In Notes on the Prelude (2012), Glenn Ligon continues to reflect on the structure of language and the formal effects of text and radically pushes the boundaries of non-representation. “Notes on the Prelude,” an etching with aquatint and dry point, is the newest image in this investigation.
The linguistic underpinnings upon which Ligon has built his work have here reached new levels of abstraction, as this work is not drawn from any precise literary or cultural source. Most of Ligon’s work is indeed rooted in appropriated text: from the writings of Jean Genet and James Baldwin, to the highs and lows of popular culture and politics. In Notes on the Prelude, there is no such quotation; rather a more formal self-appropriation of the stenciled letters which the artist has used since the late 80’s.

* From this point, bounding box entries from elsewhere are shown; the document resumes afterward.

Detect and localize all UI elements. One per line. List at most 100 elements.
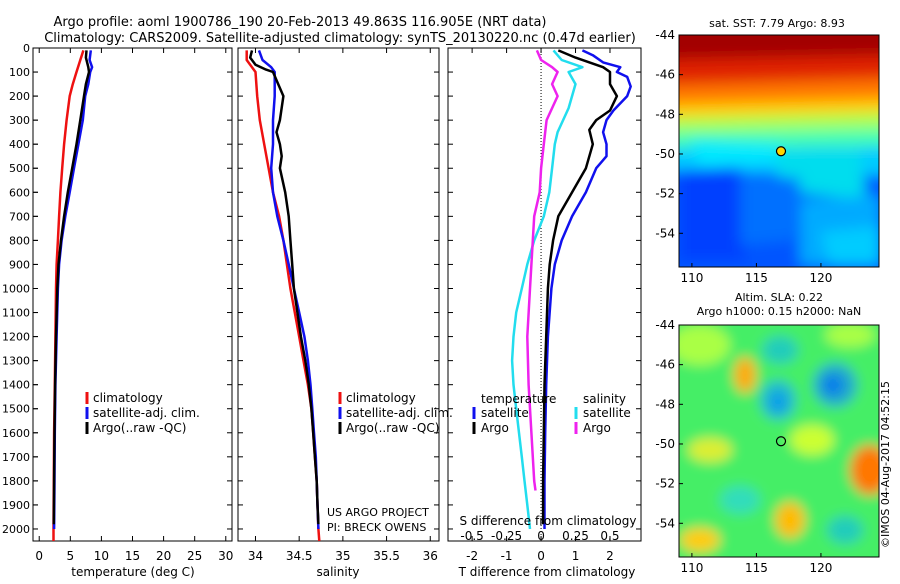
map-y-tick-label: -50 [655,147,675,161]
difference-plot-frame [447,47,642,542]
map-y-tick-label: -48 [655,107,675,121]
x-tick-label: 30 [218,549,233,563]
x-tick-label-salinity: -0.25 [491,529,522,543]
x-tick-label: 35 [335,549,350,563]
salinity-plot-frame [237,47,440,542]
map-y-tick-label: -54 [655,226,675,240]
map-x-tick-label: 120 [809,561,832,575]
map-y-tick-label: -48 [655,397,675,411]
legend-label-argo: Argo(..raw -QC) [93,421,186,435]
legend-title-temperature: temperature [481,392,556,406]
map-y-tick-label: -46 [655,68,675,82]
argo-float-marker-sst [775,146,787,157]
map-y-tick-label: -50 [655,437,675,451]
argo-raw-qc--line [248,50,320,525]
salinity-argo-line [526,49,559,491]
depth-tick-label: 800 [9,234,30,247]
legend-label-satellite: satellite-adj. clim. [346,406,453,420]
legend-label-s-satellite: satellite [583,406,631,420]
x-tick-label: 2 [606,549,614,563]
sla-map-title: Altim. SLA: 0.22 [735,291,823,304]
x-tick-label: 0 [35,549,43,563]
x-tick-label: 5 [66,549,74,563]
temperature-panel: 0 5 10 15 20 25 30 [33,47,233,563]
series-group [52,50,94,541]
difference-legend: temperature salinity satellite Argo sate… [472,392,631,435]
depth-tick-label: 1400 [2,379,30,392]
legend-label-t-satellite: satellite [481,406,529,420]
satellite-adj-clim--line [52,50,94,530]
depth-tick-label: 900 [9,258,30,271]
legend-label-s-argo: Argo [583,421,611,435]
x-tick-label-salinity: -0.5 [460,529,483,543]
argo-raw-qc--line [52,50,91,525]
x-tick-label-salinity: 0.25 [562,529,589,543]
depth-tick-label: 400 [9,138,30,151]
depth-tick-label: 0 [23,42,30,55]
sla-map-axes: 110 115 120 -44 -46 -48 -50 -52 -54 [655,318,832,575]
map-y-tick-label: -46 [655,358,675,372]
sst-map-axes: 110 115 120 -44 -46 -48 -50 -52 -54 [655,28,832,285]
depth-tick-label: 100 [9,66,30,79]
depth-tick-label: 300 [9,114,30,127]
x-tick-label: -2 [466,549,478,563]
x-tick-label: 15 [125,549,140,563]
copyright-watermark: ©IMOS 04-Aug-2017 04:52:15 [879,381,892,548]
x-tick-label: 35.5 [373,549,400,563]
depth-tick-label: 200 [9,90,30,103]
series-group [245,49,321,541]
sla-map: 110 115 120 -44 -46 -48 -50 -52 -54 [655,318,880,575]
difference-panel: -2 -1 0 1 2 -0.5 -0.25 0 0.25 0.5 [448,47,641,563]
map-x-tick-label: 110 [680,271,703,285]
depth-tick-label: 600 [9,186,30,199]
depth-tick-label: 1200 [2,331,30,344]
series-group [510,49,632,530]
map-y-tick-label: -44 [655,318,675,332]
difference-x-label: T difference from climatology [458,565,636,579]
temperature-plot-frame [32,47,233,542]
depth-tick-label: 1800 [2,475,30,488]
x-tick-label: 36 [423,549,438,563]
pi-annotation: PI: BRECK OWENS [327,521,426,534]
depth-axis: 0 100 200 300 400 500 600 700 800 900 1000 1100 1200… [2,42,38,536]
depth-tick-label: 1600 [2,427,30,440]
sla-map-frame [678,324,880,558]
sst-field [679,35,879,267]
salinity-legend: climatology satellite-adj. clim. Argo(..… [338,391,453,435]
map-y-tick-label: -52 [655,477,675,491]
map-x-tick-label: 115 [745,561,768,575]
sst-map-title: sat. SST: 7.79 Argo: 8.93 [709,17,845,30]
argo-float-marker-sla [775,436,787,447]
temperature-legend: climatology satellite-adj. clim. Argo(..… [85,391,200,435]
x-tick-label: 1 [572,549,580,563]
x-tick-label: 34.5 [286,549,313,563]
sla-map-subtitle: Argo h1000: 0.15 h2000: NaN [697,305,862,318]
legend-label-climatology: climatology [346,391,416,405]
depth-tick-label: 1700 [2,451,30,464]
depth-tick-label: 1300 [2,355,30,368]
salinity-x-label: salinity [316,565,359,579]
depth-tick-label: 1000 [2,282,30,295]
map-y-tick-label: -52 [655,187,675,201]
sst-map: 110 115 120 -44 -46 -48 -50 -52 -54 [655,28,880,285]
sst-map-frame [678,34,880,268]
legend-title-salinity: salinity [583,392,626,406]
x-tick-label-salinity: 0.5 [600,529,619,543]
x-tick-label: 10 [94,549,109,563]
satellite-adj-clim--line [257,49,320,530]
depth-tick-label: 1900 [2,499,30,512]
temperature-x-label: temperature (deg C) [71,565,194,579]
legend-label-satellite: satellite-adj. clim. [93,406,200,420]
salinity-panel: 34 34.5 35 35.5 36 [238,47,439,563]
depth-tick-label: 1100 [2,307,30,320]
title-line2: Climatology: CARS2009. Satellite-adjuste… [44,31,636,46]
map-y-tick-label: -54 [655,516,675,530]
title-line1: Argo profile: aoml 1900786_190 20-Feb-20… [53,15,546,30]
x-tick-label: 25 [187,549,202,563]
depth-tick-label: 2000 [2,523,30,536]
temperature-satellite-line [543,49,632,529]
climatology-line [245,50,321,541]
temperature-argo-line [541,49,619,525]
x-tick-label: 34 [248,549,263,563]
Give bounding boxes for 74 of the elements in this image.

The stencils have been used over the years in the studio in the making of large canvases or small works on paper. They bear the marks and memories of the artist’s decisions and point to his increasing pursuit of abstraction. The small imperfections, the reversal of some letters and the smudging of the marks form an idiosyncratic lexicon of Ligon’s oeuvre. The ambiguity of the title wonderfully sums up the ambiguity of the print itself, as Notes on the Prelude, alludes both to a beginning and a self-critical relationship to it, language pushed into a new relationship to abstraction.